Turkey's foreign minister has warned that the Libyan conflict risks sliding into chaos and becoming the next Syria, as he sought to speed up domestic legislation to allow Ankara to send troops to the North African country.
Last week, Erdogan announced his government's decision to seek parliamentary consent to send troops to Libya, at the request of the Tripoli-based Government of National Accord. The troops would help to defend the GNA against General Khalifa Haftar's Libyan National Army (LNA).
A German foreign ministry spokesman in Berlin said Germany was following the reports about Turkey's military plans in Libya with "great concern".
He urged all involved parties to exercise maximum restraint, respect an international embargo for arms exports to Libya and step up efforts for a diplomatic solution.

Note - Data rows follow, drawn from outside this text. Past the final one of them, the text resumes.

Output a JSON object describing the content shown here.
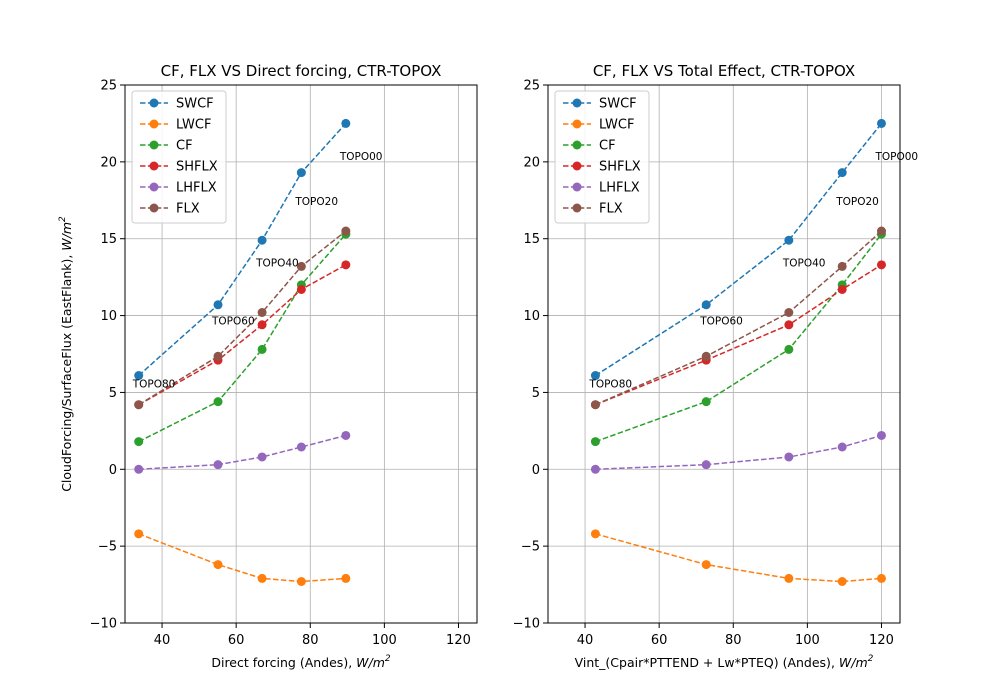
{
  "chart_data": [
    {
      "type": "line",
      "title": "CF, FLX VS Direct forcing, CTR-TOPOX",
      "xlabel": "Direct forcing (Andes), ",
      "xlabel_unit": "W/m",
      "xlabel_unit_sup": "2",
      "ylabel": "CloudForcing/SurfaceFlux (EastFlank), ",
      "ylabel_unit": "W/m",
      "ylabel_unit_sup": "2",
      "xlim": [
        30,
        125
      ],
      "ylim": [
        -10,
        25
      ],
      "xticks": [
        40,
        60,
        80,
        100,
        120
      ],
      "yticks": [
        -10,
        -5,
        0,
        5,
        10,
        15,
        20,
        25
      ],
      "grid": true,
      "legend_position": "upper-left",
      "x": [
        33.7,
        55.1,
        67.0,
        77.6,
        89.6
      ],
      "series": [
        {
          "name": "SWCF",
          "color": "#1f77b4",
          "values": [
            6.1,
            10.7,
            14.9,
            19.3,
            22.5
          ]
        },
        {
          "name": "LWCF",
          "color": "#ff7f0e",
          "values": [
            -4.2,
            -6.2,
            -7.1,
            -7.3,
            -7.1
          ]
        },
        {
          "name": "CF",
          "color": "#2ca02c",
          "values": [
            1.8,
            4.4,
            7.8,
            12.0,
            15.3
          ]
        },
        {
          "name": "SHFLX",
          "color": "#d62728",
          "values": [
            4.2,
            7.1,
            9.4,
            11.7,
            13.3
          ]
        },
        {
          "name": "LHFLX",
          "color": "#9467bd",
          "values": [
            0.0,
            0.3,
            0.8,
            1.45,
            2.2
          ]
        },
        {
          "name": "FLX",
          "color": "#8c564b",
          "values": [
            4.2,
            7.35,
            10.2,
            13.2,
            15.5
          ]
        }
      ],
      "annotations": [
        {
          "text": "TOPO80",
          "x": 33.7,
          "y": 5.5
        },
        {
          "text": "TOPO60",
          "x": 55.1,
          "y": 9.6
        },
        {
          "text": "TOPO40",
          "x": 67.0,
          "y": 13.4
        },
        {
          "text": "TOPO20",
          "x": 77.6,
          "y": 17.4
        },
        {
          "text": "TOPO00",
          "x": 89.6,
          "y": 20.3
        }
      ]
    },
    {
      "type": "line",
      "title": "CF, FLX VS Total Effect, CTR-TOPOX",
      "xlabel": "Vint_(Cpair*PTTEND + Lw*PTEQ) (Andes), ",
      "xlabel_unit": "W/m",
      "xlabel_unit_sup": "2",
      "ylabel": "",
      "xlim": [
        30,
        125
      ],
      "ylim": [
        -10,
        25
      ],
      "xticks": [
        40,
        60,
        80,
        100,
        120
      ],
      "yticks": [
        -10,
        -5,
        0,
        5,
        10,
        15,
        20,
        25
      ],
      "grid": true,
      "legend_position": "upper-left",
      "x": [
        42.8,
        72.7,
        95.0,
        109.4,
        120.0
      ],
      "series": [
        {
          "name": "SWCF",
          "color": "#1f77b4",
          "values": [
            6.1,
            10.7,
            14.9,
            19.3,
            22.5
          ]
        },
        {
          "name": "LWCF",
          "color": "#ff7f0e",
          "values": [
            -4.2,
            -6.2,
            -7.1,
            -7.3,
            -7.1
          ]
        },
        {
          "name": "CF",
          "color": "#2ca02c",
          "values": [
            1.8,
            4.4,
            7.8,
            12.0,
            15.3
          ]
        },
        {
          "name": "SHFLX",
          "color": "#d62728",
          "values": [
            4.2,
            7.1,
            9.4,
            11.7,
            13.3
          ]
        },
        {
          "name": "LHFLX",
          "color": "#9467bd",
          "values": [
            0.0,
            0.3,
            0.8,
            1.45,
            2.2
          ]
        },
        {
          "name": "FLX",
          "color": "#8c564b",
          "values": [
            4.2,
            7.35,
            10.2,
            13.2,
            15.5
          ]
        }
      ],
      "annotations": [
        {
          "text": "TOPO80",
          "x": 42.8,
          "y": 5.5
        },
        {
          "text": "TOPO60",
          "x": 72.7,
          "y": 9.6
        },
        {
          "text": "TOPO40",
          "x": 95.0,
          "y": 13.4
        },
        {
          "text": "TOPO20",
          "x": 109.4,
          "y": 17.4
        },
        {
          "text": "TOPO00",
          "x": 120.0,
          "y": 20.3
        }
      ]
    }
  ]
}
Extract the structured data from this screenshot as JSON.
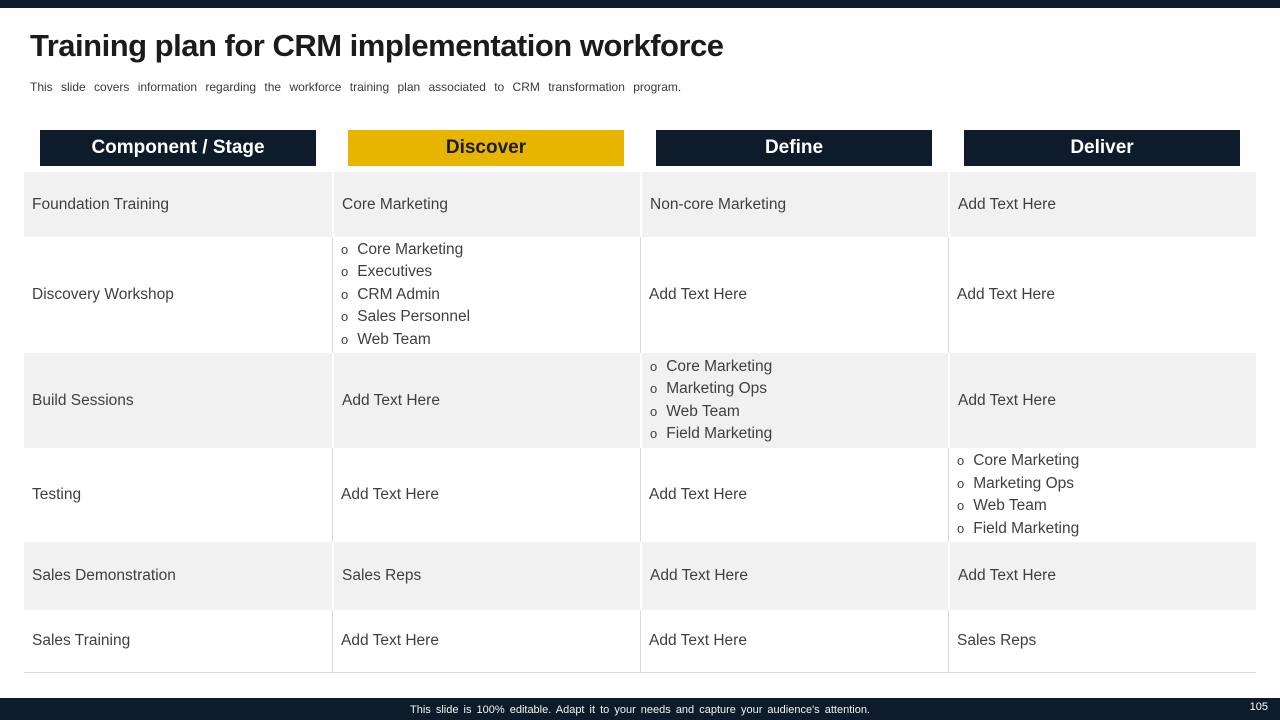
{
  "slide": {
    "title": "Training plan for CRM implementation workforce",
    "subtitle": "This slide covers information regarding the workforce training plan associated to CRM transformation program.",
    "footer": "This slide is 100% editable.  Adapt it to your needs and capture your audience's attention.",
    "page_number": "105"
  },
  "colors": {
    "navy": "#0d1b2b",
    "yellow": "#e7b400",
    "row_gray": "#f1f1f1",
    "row_white": "#ffffff",
    "body_text": "#3f3f3f"
  },
  "table": {
    "bullet": "o",
    "headers": [
      {
        "label": "Component / Stage",
        "style": "navy"
      },
      {
        "label": "Discover",
        "style": "yellow"
      },
      {
        "label": "Define",
        "style": "navy"
      },
      {
        "label": "Deliver",
        "style": "navy"
      }
    ],
    "rows": [
      {
        "cells": [
          {
            "text": "Foundation Training"
          },
          {
            "text": "Core Marketing"
          },
          {
            "text": "Non-core Marketing"
          },
          {
            "text": "Add Text Here"
          }
        ]
      },
      {
        "cells": [
          {
            "text": "Discovery Workshop"
          },
          {
            "items": [
              "Core Marketing",
              "Executives",
              "CRM Admin",
              "Sales Personnel",
              "Web Team"
            ]
          },
          {
            "text": "Add Text Here"
          },
          {
            "text": "Add Text Here"
          }
        ]
      },
      {
        "cells": [
          {
            "text": "Build Sessions"
          },
          {
            "text": "Add Text Here"
          },
          {
            "items": [
              "Core Marketing",
              "Marketing Ops",
              "Web Team",
              "Field Marketing"
            ]
          },
          {
            "text": "Add Text Here"
          }
        ]
      },
      {
        "cells": [
          {
            "text": "Testing"
          },
          {
            "text": "Add Text Here"
          },
          {
            "text": "Add Text Here"
          },
          {
            "items": [
              "Core Marketing",
              "Marketing Ops",
              "Web Team",
              "Field Marketing"
            ]
          }
        ]
      },
      {
        "cells": [
          {
            "text": "Sales Demonstration"
          },
          {
            "text": "Sales Reps"
          },
          {
            "text": "Add Text Here"
          },
          {
            "text": "Add Text Here"
          }
        ]
      },
      {
        "cells": [
          {
            "text": "Sales Training"
          },
          {
            "text": "Add Text Here"
          },
          {
            "text": "Add Text Here"
          },
          {
            "text": "Sales Reps"
          }
        ]
      }
    ]
  }
}
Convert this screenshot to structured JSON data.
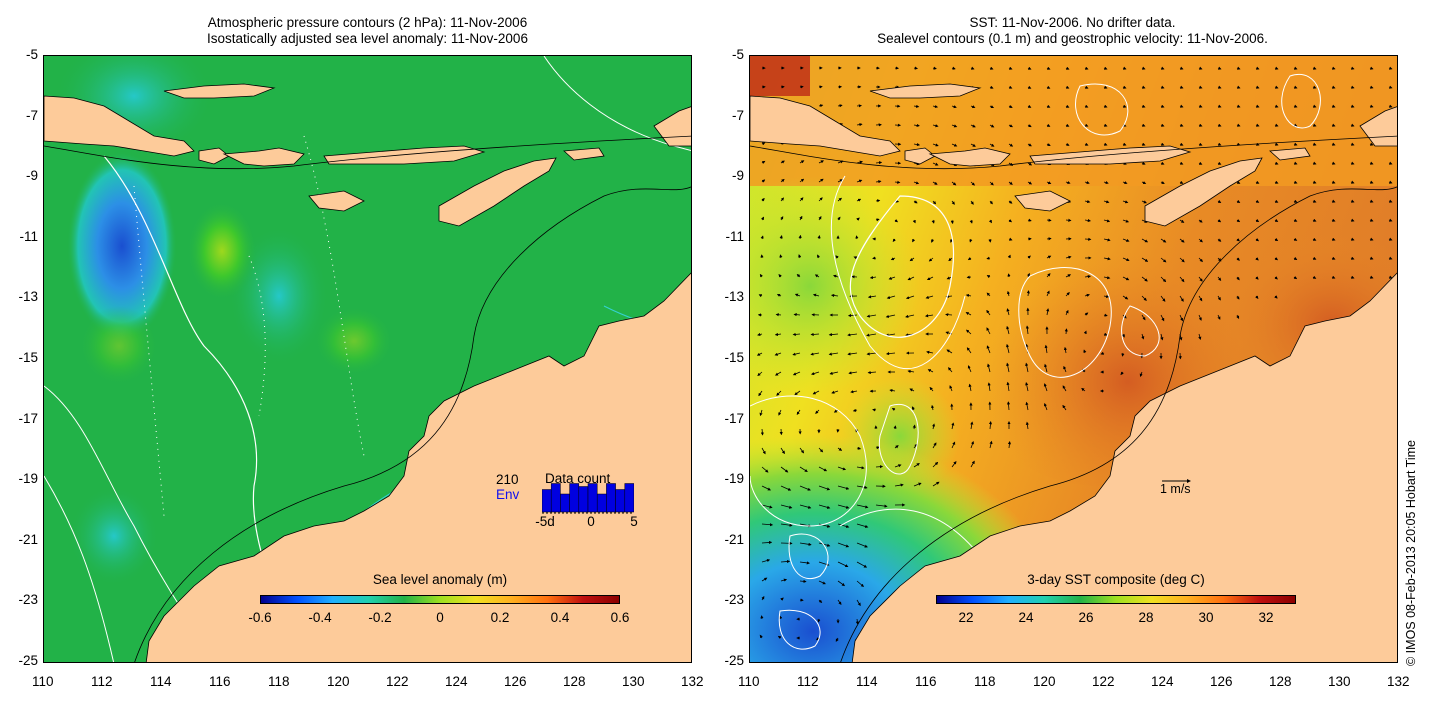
{
  "left_map": {
    "title_line1": "Atmospheric pressure contours (2 hPa): 11-Nov-2006",
    "title_line2": "Isostatically adjusted sea level anomaly: 11-Nov-2006",
    "colorbar_label": "Sea level anomaly (m)",
    "colorbar_ticks": [
      "-0.6",
      "-0.4",
      "-0.2",
      "0",
      "0.2",
      "0.4",
      "0.6"
    ],
    "data_count": {
      "title": "Data count",
      "count": "210",
      "source": "Env",
      "axis_ticks": [
        "-5d",
        "0",
        "5"
      ],
      "bars": [
        0.75,
        0.95,
        0.6,
        0.95,
        0.85,
        0.95,
        0.6,
        0.95,
        0.75,
        0.95
      ]
    },
    "colors": {
      "ocean": "#22b248",
      "land": "#fdcb9a",
      "source_text": "#1010ee"
    }
  },
  "right_map": {
    "title_line1": "SST: 11-Nov-2006. No drifter data.",
    "title_line2": "Sealevel contours (0.1 m) and geostrophic velocity: 11-Nov-2006.",
    "colorbar_label": "3-day SST composite (deg C)",
    "colorbar_ticks": [
      "22",
      "24",
      "26",
      "28",
      "30",
      "32"
    ],
    "velocity_scale_label": "1 m/s",
    "colors": {
      "land": "#fdcb9a",
      "warm_sea": "#f29a22"
    }
  },
  "axes": {
    "x_ticks": [
      "110",
      "112",
      "114",
      "116",
      "118",
      "120",
      "122",
      "124",
      "126",
      "128",
      "130",
      "132"
    ],
    "y_ticks": [
      "-5",
      "-7",
      "-9",
      "-11",
      "-13",
      "-15",
      "-17",
      "-19",
      "-21",
      "-23",
      "-25"
    ]
  },
  "copyright": "© IMOS 08-Feb-2013 20:05 Hobart Time"
}
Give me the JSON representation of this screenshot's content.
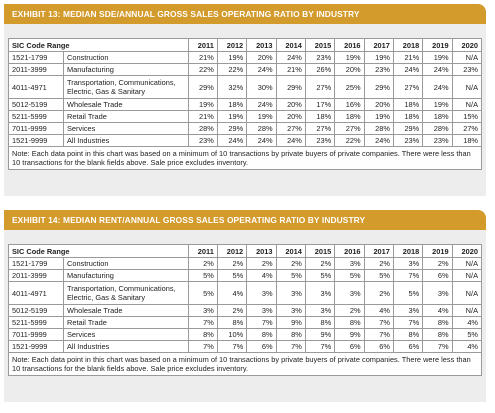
{
  "ex13": {
    "title": "EXHIBIT 13: MEDIAN SDE/ANNUAL GROSS SALES OPERATING RATIO BY INDUSTRY",
    "header_label": "SIC Code Range",
    "years": [
      "2011",
      "2012",
      "2013",
      "2014",
      "2015",
      "2016",
      "2017",
      "2018",
      "2019",
      "2020"
    ],
    "rows": [
      {
        "code": "1521-1799",
        "industry": "Construction",
        "values": [
          "21%",
          "19%",
          "20%",
          "24%",
          "23%",
          "19%",
          "19%",
          "21%",
          "19%",
          "N/A"
        ]
      },
      {
        "code": "2011-3999",
        "industry": "Manufacturing",
        "values": [
          "22%",
          "22%",
          "24%",
          "21%",
          "26%",
          "20%",
          "23%",
          "24%",
          "24%",
          "23%"
        ]
      },
      {
        "code": "4011-4971",
        "industry": "Transportation, Communications, Electric, Gas & Sanitary",
        "values": [
          "29%",
          "32%",
          "30%",
          "29%",
          "27%",
          "25%",
          "29%",
          "27%",
          "24%",
          "N/A"
        ]
      },
      {
        "code": "5012-5199",
        "industry": "Wholesale Trade",
        "values": [
          "19%",
          "18%",
          "24%",
          "20%",
          "17%",
          "16%",
          "20%",
          "18%",
          "19%",
          "N/A"
        ]
      },
      {
        "code": "5211-5999",
        "industry": "Retail Trade",
        "values": [
          "21%",
          "19%",
          "19%",
          "20%",
          "18%",
          "18%",
          "19%",
          "18%",
          "18%",
          "15%"
        ]
      },
      {
        "code": "7011-9999",
        "industry": "Services",
        "values": [
          "28%",
          "29%",
          "28%",
          "27%",
          "27%",
          "27%",
          "28%",
          "29%",
          "28%",
          "27%"
        ]
      },
      {
        "code": "1521-9999",
        "industry": "All Industries",
        "values": [
          "23%",
          "24%",
          "24%",
          "24%",
          "23%",
          "22%",
          "24%",
          "23%",
          "23%",
          "18%"
        ]
      }
    ],
    "note": "Note: Each data point in this chart was based on a minimum of 10 transactions by private buyers of private companies. There were less than 10 transactions for the blank fields above. Sale price excludes inventory."
  },
  "ex14": {
    "title": "EXHIBIT 14: MEDIAN RENT/ANNUAL GROSS SALES OPERATING RATIO BY INDUSTRY",
    "header_label": "SIC Code Range",
    "years": [
      "2011",
      "2012",
      "2013",
      "2014",
      "2015",
      "2016",
      "2017",
      "2018",
      "2019",
      "2020"
    ],
    "rows": [
      {
        "code": "1521-1799",
        "industry": "Construction",
        "values": [
          "2%",
          "2%",
          "2%",
          "2%",
          "2%",
          "3%",
          "2%",
          "3%",
          "2%",
          "N/A"
        ]
      },
      {
        "code": "2011-3999",
        "industry": "Manufacturing",
        "values": [
          "5%",
          "5%",
          "4%",
          "5%",
          "5%",
          "5%",
          "5%",
          "7%",
          "6%",
          "N/A"
        ]
      },
      {
        "code": "4011-4971",
        "industry": "Transportation, Communications, Electric, Gas & Sanitary",
        "values": [
          "5%",
          "4%",
          "3%",
          "3%",
          "3%",
          "3%",
          "2%",
          "5%",
          "3%",
          "N/A"
        ]
      },
      {
        "code": "5012-5199",
        "industry": "Wholesale Trade",
        "values": [
          "3%",
          "2%",
          "3%",
          "3%",
          "3%",
          "2%",
          "4%",
          "3%",
          "4%",
          "N/A"
        ]
      },
      {
        "code": "5211-5999",
        "industry": "Retail Trade",
        "values": [
          "7%",
          "8%",
          "7%",
          "9%",
          "8%",
          "8%",
          "7%",
          "7%",
          "8%",
          "4%"
        ]
      },
      {
        "code": "7011-9999",
        "industry": "Services",
        "values": [
          "8%",
          "10%",
          "8%",
          "8%",
          "9%",
          "9%",
          "7%",
          "8%",
          "8%",
          "5%"
        ]
      },
      {
        "code": "1521-9999",
        "industry": "All Industries",
        "values": [
          "7%",
          "7%",
          "6%",
          "7%",
          "7%",
          "6%",
          "6%",
          "6%",
          "7%",
          "4%"
        ]
      }
    ],
    "note": "Note: Each data point in this chart was based on a minimum of 10 transactions by private buyers of private companies. There were less than 10 transactions for the blank fields above. Sale price excludes inventory."
  }
}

"A further exchange was agreed to strengthen diplomatic efforts," the government spokesman said, adding that Merkel also discussed the developments in Syria with Erdogan and Putin during the phone calls, which took place on Sunday.
Germany has offered to host an international peace conference on Libya that the United Nations is planning. The conference could take place in Berlin after a planned meeting between Erdogan and Putin in January.
Meanwhile, Turkey's main opposition party said on Monday it opposes a bill to allow a troop deployment to Libya, arguing such a move would exacerbate the country's conflict and cause it to spread across the region.
Speaking after talks with Foreign Minister Mevlut Cavusoglu on the bill, Unal Cevikoz, deputy chairman for the Republican People's Party (CHP), said his party opposed such a move.
"We believe diplomacy should be prioritized, rather than being a party to a proxy war. What is being done is making preparations to worsen the current situation, and we conveyed to the minister that this is not right," Cevikoz said.
"Sending troops there in this case will expand the effects of the conflicts in the region and cause them to spread... We view the bill negatively," he added.
The CHP has previously supported parliamentary bills to send troops into northern Syria, where Turkey has carried out three cross-border operations in three years. However, it has said it did not approve of Turkish military actions beyond its frontier.
Cavusoglu subsequently met the opposition Iyi Party leader to discuss the troop deployment bill. Erdogan has said the bill will be presented to parliament in early January.
Last month, Turkey signed two separate accords with the GNA, one on security and military cooperation and another on maritime boundaries in the eastern Mediterranean. Ankara has also sent military supplies to the GNA despite a United Nations embargo, according to a UN report seen by Reuters last month.